The successful bidder for the franchise for South Eastern Trains will be required to provide new rolling stock, according to Mr Salmon, who said: "I am inviting bids on the basis of a 15-year franchise, which requires replacement within three years of South Eastern's slam-door rolling stock." Normally franchises are for seven years which does not allow sufficient time for bidders to buy new trains.
The existing trains, some of which date back to 1957, are likely to reach the end of the line by 1999. The franchise is expected to be awarded by the end of the summer. Opponents of privatisation, point out that British Rail would have bought new trains for the line by now but was prevented from doing so by the privatisation process.
Network South East was to have received 100 new Networker trains between 1995 and 1997, many of which would have been for South Eastern, but the order was not proceeded with because of uncertainty over privatisation. Jonathan Bray, co-ordinator of the Save Our Railways campaign, said: "The whole plant at ABB York [now Adtranz] has now been closed down because of the failure to proceed with the order. It is unclear who will now be able to build these trains."
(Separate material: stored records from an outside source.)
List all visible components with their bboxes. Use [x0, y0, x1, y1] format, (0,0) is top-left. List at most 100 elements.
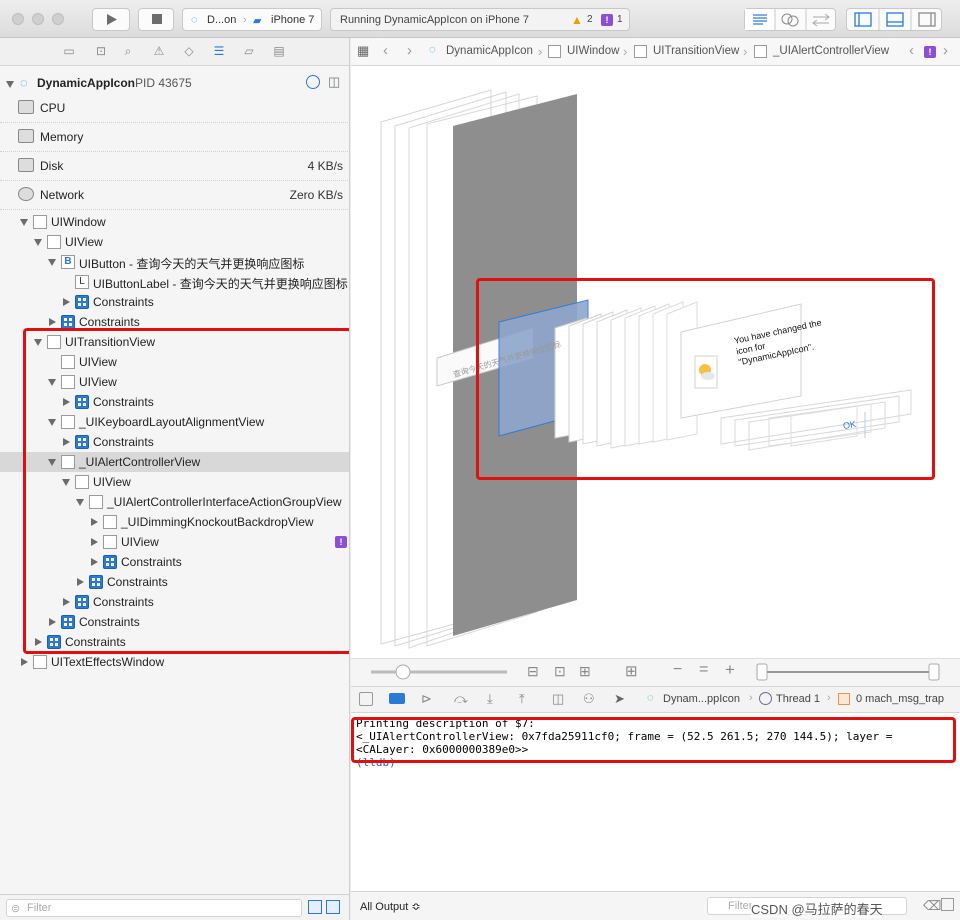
warning-icon[interactable]: ▲: [571, 13, 583, 27]
clipping-icon[interactable]: ⊟: [527, 663, 539, 680]
tree-row[interactable]: L UIButtonLabel - 查询今天的天气并更换响应图标: [0, 272, 349, 292]
runtime-issue-icon[interactable]: !: [601, 14, 613, 26]
trash-icon[interactable]: ⌫: [923, 898, 941, 914]
disclosure-open-icon[interactable]: [48, 259, 56, 266]
debug-icon[interactable]: ☰: [212, 44, 226, 58]
tree-row[interactable]: UITextEffectsWindow: [0, 652, 349, 672]
navigator-tabs: ▭ ⊡ ⌕ ⚠ ◇ ☰ ▱ ▤: [0, 38, 349, 66]
view-hierarchy-icon[interactable]: ◫: [328, 74, 340, 90]
tree-row-label: UIButtonLabel - 查询今天的天气并更换响应图标: [93, 277, 348, 291]
disclosure-open-icon[interactable]: [34, 239, 42, 246]
debug-process[interactable]: Dynam...ppIcon: [663, 693, 740, 705]
location-icon[interactable]: ➤: [614, 691, 625, 707]
console-bottom-bar: All Output ≎ Filter CSDN @马拉萨的春天 ⌫: [351, 891, 960, 920]
breakpoints-toggle-icon[interactable]: [389, 693, 405, 704]
minimize-window-button[interactable]: [32, 13, 44, 25]
activity-status-text: Running DynamicAppIcon on iPhone 7: [340, 14, 529, 26]
editor-mode-segment[interactable]: [744, 8, 836, 31]
tree-row-label: UIButton - 查询今天的天气并更换响应图标: [79, 257, 305, 271]
scheme-selector[interactable]: ◌ D...on › ▰ iPhone 7: [182, 8, 322, 31]
zoom-out-icon[interactable]: −: [673, 661, 682, 679]
disclosure-open-icon[interactable]: [6, 81, 14, 88]
constraints-toggle-icon[interactable]: ⊞: [579, 663, 591, 680]
breadcrumb-item[interactable]: UITransitionView: [653, 45, 739, 57]
orient-icon[interactable]: ⊞: [625, 662, 638, 680]
report-icon[interactable]: ▤: [272, 44, 286, 58]
disclosure-closed-icon[interactable]: [21, 658, 28, 666]
forward-arrow-icon[interactable]: ›: [407, 42, 412, 59]
gauge-disk[interactable]: Disk 4 KB/s: [0, 152, 349, 181]
highlight-box: [476, 278, 935, 480]
highlight-box: [351, 717, 956, 763]
zoom-actual-icon[interactable]: =: [699, 661, 708, 679]
filter-input[interactable]: ⊜ Filter: [6, 899, 302, 917]
process-row[interactable]: ◌ DynamicAppIcon PID 43675 ◫: [0, 74, 349, 92]
chevron-right-icon: ›: [743, 44, 748, 59]
breakpoint-icon[interactable]: ▱: [242, 44, 256, 58]
toolbar: ◌ D...on › ▰ iPhone 7 Running DynamicApp…: [0, 0, 960, 38]
app-target-icon: ◌: [191, 14, 198, 26]
gauge-network[interactable]: Network Zero KB/s: [0, 181, 349, 210]
gauge-memory[interactable]: Memory: [0, 123, 349, 152]
test-icon[interactable]: ◇: [182, 44, 196, 58]
search-icon[interactable]: ⌕: [121, 44, 135, 58]
gauge-label: Disk: [40, 159, 64, 173]
step-out-icon[interactable]: ⤒: [519, 691, 525, 707]
view-icon: [33, 655, 47, 669]
split-console-icon[interactable]: [941, 898, 954, 911]
gauge-cpu[interactable]: CPU: [0, 94, 349, 123]
view-debug-icon[interactable]: ◫: [552, 691, 564, 707]
issue-icon[interactable]: ⚠: [152, 44, 166, 58]
show-views-toggle[interactable]: [326, 900, 340, 914]
gauge-value: 4 KB/s: [307, 159, 343, 173]
debug-bar: ⊳ ⤼ ⤓ ⤒ ◫ ⚇ ➤ ◌ Dynam...ppIcon › Thread …: [351, 686, 960, 713]
continue-icon[interactable]: ⊳: [421, 691, 432, 707]
gauge-icon[interactable]: [306, 75, 320, 89]
breadcrumb-item[interactable]: DynamicAppIcon: [446, 45, 533, 57]
process-pid: PID 43675: [135, 76, 192, 90]
close-window-button[interactable]: [12, 13, 24, 25]
tree-row[interactable]: UIView: [0, 232, 349, 252]
breadcrumb-item[interactable]: _UIAlertControllerView: [773, 45, 889, 57]
disclosure-closed-icon[interactable]: [49, 318, 56, 326]
debug-console[interactable]: Printing description of $7: <_UIAlertCon…: [351, 713, 960, 891]
panel-toggle-segment[interactable]: [846, 8, 942, 31]
symbol-icon[interactable]: ⊡: [94, 44, 108, 58]
run-button[interactable]: [92, 8, 130, 31]
editor-mode-icons: [745, 9, 830, 30]
thread-icon: [759, 692, 772, 705]
tree-row[interactable]: UIWindow: [0, 212, 349, 232]
zoom-window-button[interactable]: [52, 13, 64, 25]
disclosure-open-icon[interactable]: [20, 219, 28, 226]
tree-row-label: Constraints: [79, 315, 140, 329]
debug-thread[interactable]: Thread 1: [776, 693, 820, 705]
back-arrow-icon[interactable]: ‹: [383, 42, 388, 59]
stop-button[interactable]: [138, 8, 174, 31]
memory-graph-icon[interactable]: ⚇: [583, 691, 595, 707]
range-slider[interactable]: [751, 659, 951, 687]
tree-row[interactable]: Constraints: [0, 292, 349, 312]
hide-debug-area-icon[interactable]: [359, 692, 373, 706]
tree-row[interactable]: B UIButton - 查询今天的天气并更换响应图标: [0, 252, 349, 272]
show-constraints-toggle[interactable]: [308, 900, 322, 914]
watermark: CSDN @马拉萨的春天: [751, 899, 883, 918]
show-frames-icon[interactable]: ⊡: [554, 663, 566, 680]
gauge-value: Zero KB/s: [289, 188, 343, 202]
disclosure-closed-icon[interactable]: [63, 298, 70, 306]
iphone-icon: ▰: [253, 15, 262, 27]
runtime-issue-icon[interactable]: !: [924, 46, 936, 58]
folder-icon[interactable]: ▭: [62, 44, 76, 58]
output-selector[interactable]: All Output ≎: [360, 900, 421, 913]
breadcrumb-item[interactable]: UIWindow: [567, 45, 619, 57]
stop-icon: [152, 14, 162, 24]
view-icon: [47, 235, 61, 249]
grid-icon[interactable]: ▦: [357, 43, 369, 59]
previous-issue-icon[interactable]: ‹: [909, 42, 914, 59]
view-hierarchy-canvas[interactable]: 查询今天的天气并更换响应图标 You have changed the icon…: [351, 66, 960, 658]
step-over-icon[interactable]: ⤼: [454, 691, 468, 707]
next-issue-icon[interactable]: ›: [943, 42, 948, 59]
debug-frame[interactable]: 0 mach_msg_trap: [856, 693, 944, 705]
step-into-icon[interactable]: ⤓: [487, 691, 493, 707]
zoom-in-icon[interactable]: +: [725, 660, 735, 680]
frame-icon: [838, 693, 850, 705]
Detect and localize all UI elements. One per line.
The line runs from London's Charing Cross, Victoria and Cannon Street stations to destinations including Hastings, Ashford, Folkestone, Dover and Margate.
Mr Bray said the trains would have had to be replaced anyway and that commuters on South West Trains and Network SouthCentral - which also needed new trains - were not getting any new fleets but those franchises "were not issued just before a key Commons debate".
A Kent MP, Sir Keith Speed, has been one of the Tory waverers over rail privatisation partly because of the delay over replacing the old rolling stock.